É fato que a arte é uma forma de manifestação humana, e desde os primórdios da cultura, pessoas interagem com a natureza plasmando a matéria e comunicando simbolicamente a sua subjetividade. Os primeiros registros dessa ação do ser sobre a matéria são as pinturas rupestres, nelas estão representadas cenas do cotidiano, símbolos, deuses e demônios dos homens primitivos e estas manifestações nos comunicam ainda hoje, cerca de trinta e cinco mil anos depois, sobre a forma da sua existência naquela época. Os gregos já utilizavam a expressão pelas artes nos seus processos de cura.
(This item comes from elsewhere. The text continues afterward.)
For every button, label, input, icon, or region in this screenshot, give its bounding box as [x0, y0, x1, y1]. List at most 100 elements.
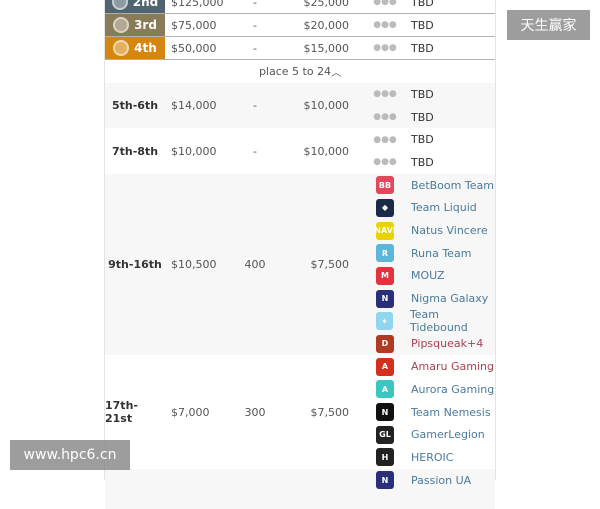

Mas a arteterapia, instituída como tratamento terapêutico, surgiu há cinquenta anos, na Inglaterra e nos Estados Unidos. Acerca desta experiência, o crítico de arte Mário Pedrosa (1947), amigo da Dra. Nise, escreveu: ”Uma das funções mais poderosas da Arte, descoberta da psicologia moderna, é a revelação do inconsciente, e este é tão misterioso no normal como no chamado anormal”. O uso terapêutico da arte tem se difundido em larga escala no Brasil e no mundo. Na arteterapia os materiais plásticos atuam como veículos facilitadores da expressão humana. Neste contexto, o “fazer” possibilita a expressão daquilo que não se permite verbalizar. Através da arteterapia o indivíduo tem a possibilidade de criar, produzir e lançar um olhar sobre esta produção, consequentemente, esta prática auxilia na reestruturação da sua subjetividade.

No espaço arteterapeutico prioriza-se a expressão livre e espontânea e o participante da oficina recebe auxilio técnico, caso o solicite ou sinta necessidade. O prioritário não é a técnica, e sim, a expressão e produção subjetivas. A técnica pode comparecer quando solicitada pelo participante ou, se necessária, para execução de um trabalho específico, não sendo priorizadas questões de ordem estética. A arte contém uma linguagem universal e propicia um canal singular de expressão dos afetos, fantasias e sonhos humanos. Criar para o ser humano é uma necessidade. Dessa forma ele comunica acerca do potencial de uma subjetividade e vivencia a sensação de estar contido num espaço e, de ter outro espaço contido dentro de si. Suas criações revelam suas experiências como indivíduo diante de propostas e valores existentes dentro de sua sociedade. Através dos materiais plásticos começam a surgir possibilidades de que os "não ditos" se expressem simbolicamente e que estes conteúdos possam ser integrados pela consciência. Para que o indivíduo se beneficie terapeuticamente com a arte ele não precisa ter “habilidades artísticas”, nada impede o ser humano de ser acolhido dentro de proposta terapêutica.